KORANNTB.com – Wahana Lingkungan Hidup Indonesia (Walhi) NTB menilai penerbitan izin pertambangan rakyat di 16 titik di Nusa Tenggara Barat belum menjawab persoalan keselamatan ekologis.

Penilaian itu disampaikan Direktur Eksekutif Daerah Walhi NTB, Amri Nuryadin, dalam Focus Group Discussion (FGD) bertema “Mendorong Tata Kelola Tambang Rakyat yang Berkeadilan melalui Koperasi” yang digelar Koalisi Masyarakat Sipil untuk Tambang Rakyat, Senin, 14 Juli 2025.

Dalam paparannya, Amri menyampaikan kekhawatiran Walhi terhadap kondisi biofisik NTB yang terdiri dari gugusan pulau kecil, aliran sungai pendek, serta garis pantai yang rapuh. Ia menegaskan bahwa karakter geografis tersebut sangat rentan terhadap aktivitas yang mengganggu keseimbangan lingkungan.

“Sehingga kalau terjadi satu aktivitas yang mengganggu, itu pasti akan berdampak pada lingkungan dan masyarakat sekitarnya secara cepat,” ujarnya.

Link Banner

Amri juga mengkritisi pendekatan tata kelola tambang yang hanya menyoroti aspek teknis eksplorasi tanpa mempertimbangkan ekosistem secara utuh. Ia mempertanyakan klaim bahwa tambang rakyat merupakan solusi mengatasi kemiskinan.

“Pertambangan dan pariwisata sudah lama mendominasi pendapatan daerah, tetapi NTB tetap berada dalam lingkar kemiskinan. Jangan-jangan ini kutukan sumber daya alam,” katanya.

Dalam kesempatan itu, ia menyinggung kasus PT AMG yang berdampak pada penurunan debit air irigasi petani. Selain itu, lubang bekas tambang seluas 25 hektare yang sebelumnya dijanjikan untuk direklamasi justru dibiarkan terbengkalai.

Walhi NTB juga menyoroti lemahnya mitigasi bencana di NTB yang mengalami ratusan kejadian bencana alam sepanjang 2022 hingga 2024.

“Bagaimanapun juga, yang namanya tambang itu skala besar, kecil, pasti merusak.
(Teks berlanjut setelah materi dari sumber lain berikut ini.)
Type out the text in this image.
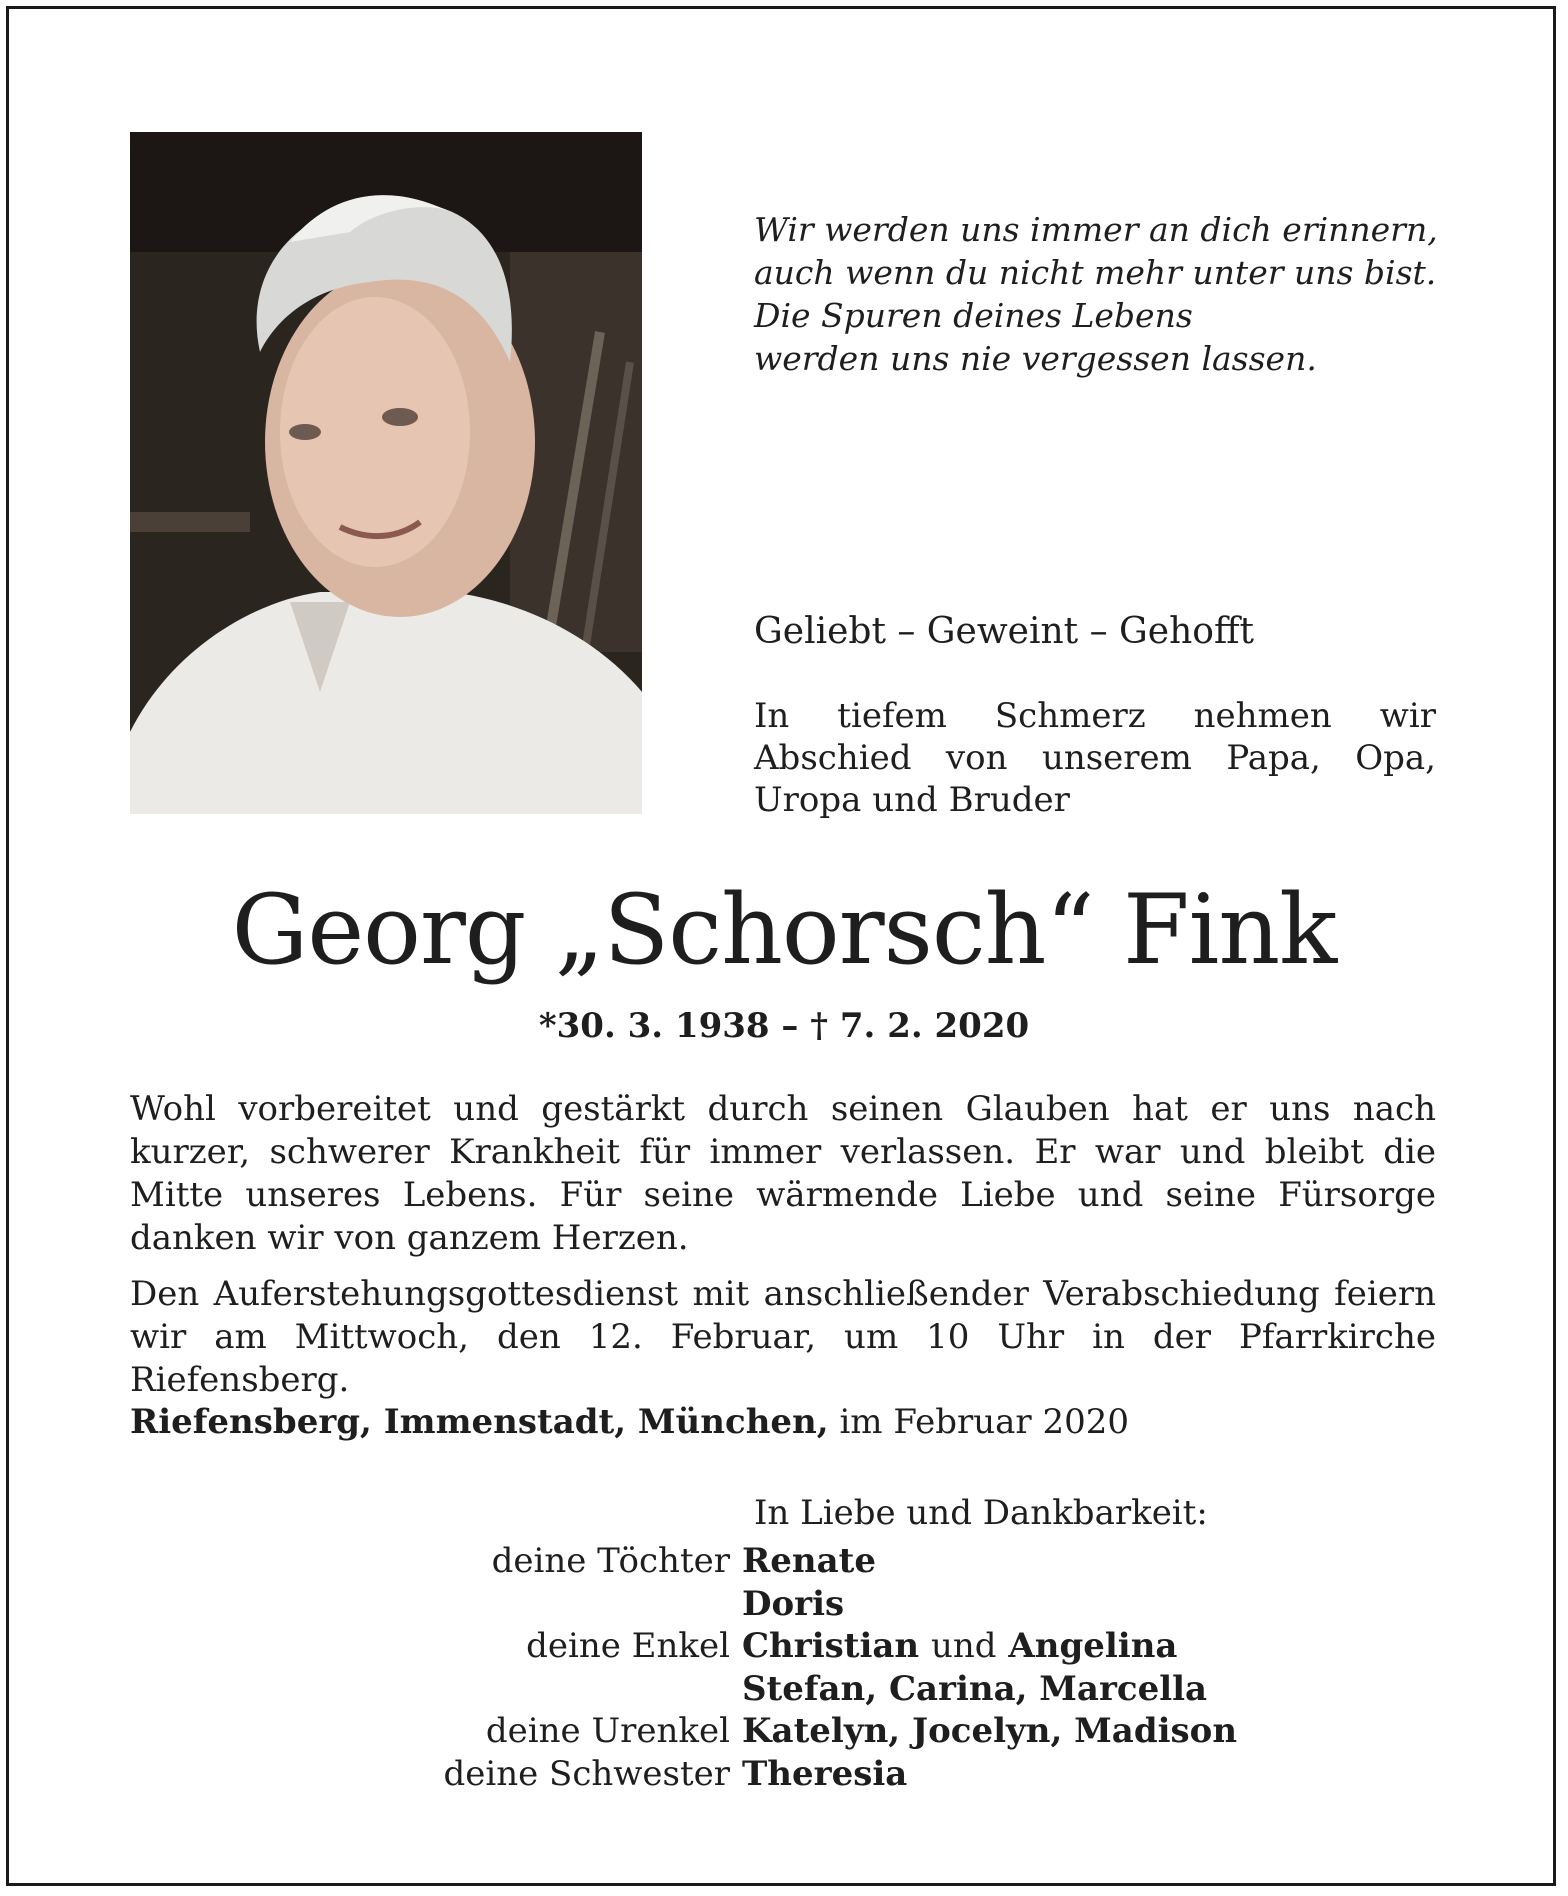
Wir werden uns immer an dich erinnern,
auch wenn du nicht mehr unter uns bist.
Die Spuren deines Lebens
werden uns nie vergessen lassen.

Geliebt – Geweint – Gehofft

In tiefem Schmerz nehmen wir Abschied von unserem Papa, Opa, Uropa und Bruder

Georg „Schorsch“ Fink

*30. 3. 1938 – † 7. 2. 2020

Wohl vorbereitet und gestärkt durch seinen Glauben hat er uns nach kurzer, schwerer Krankheit für immer verlassen. Er war und bleibt die Mitte unseres Lebens. Für seine wärmende Liebe und seine Fürsorge danken wir von ganzem Herzen.

Den Auferstehungsgottesdienst mit anschließender Verabschiedung feiern wir am Mittwoch, den 12. Februar, um 10 Uhr in der Pfarrkirche Riefensberg.

Riefensberg, Immenstadt, München, im Februar 2020

In Liebe und Dankbarkeit:

deine Töchter Renate
Doris
deine Enkel Christian und Angelina
Stefan, Carina, Marcella
deine Urenkel Katelyn, Jocelyn, Madison
deine Schwester Theresia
Sudahkah kita bicara mitigasi kebencanaan di NTB ini?,” tegas Amri.

Meski begitu, ia menyatakan pihaknya tidak menolak keterlibatan masyarakat dalam pengelolaan sumber daya alam, selama dilakukan secara adil dan berkelanjutan.

“Tapi kami mendukung kalau rakyat diberikan kesempatan untuk kemudian mengelola SDA. Namun mari hitung dampak dan rancang mitigasi bersama sama sebelum menambang,” ujarnya.

Ia mendorong pemerintah daerah, akademisi, dan kelompok masyarakat sipil untuk bersama-sama merumuskan tata kelola tambang rakyat yang benar-benar berpihak pada perlindungan lingkungan, kesiapsiagaan bencana, dan distribusi manfaat ekonomi secara adil.

Tanpa kerangka tersebut, Walhi NTB khawatir izin yang diberikan justru hanya akan memindahkan beban kerusakan dari korporasi tambang besar kepada masyarakat.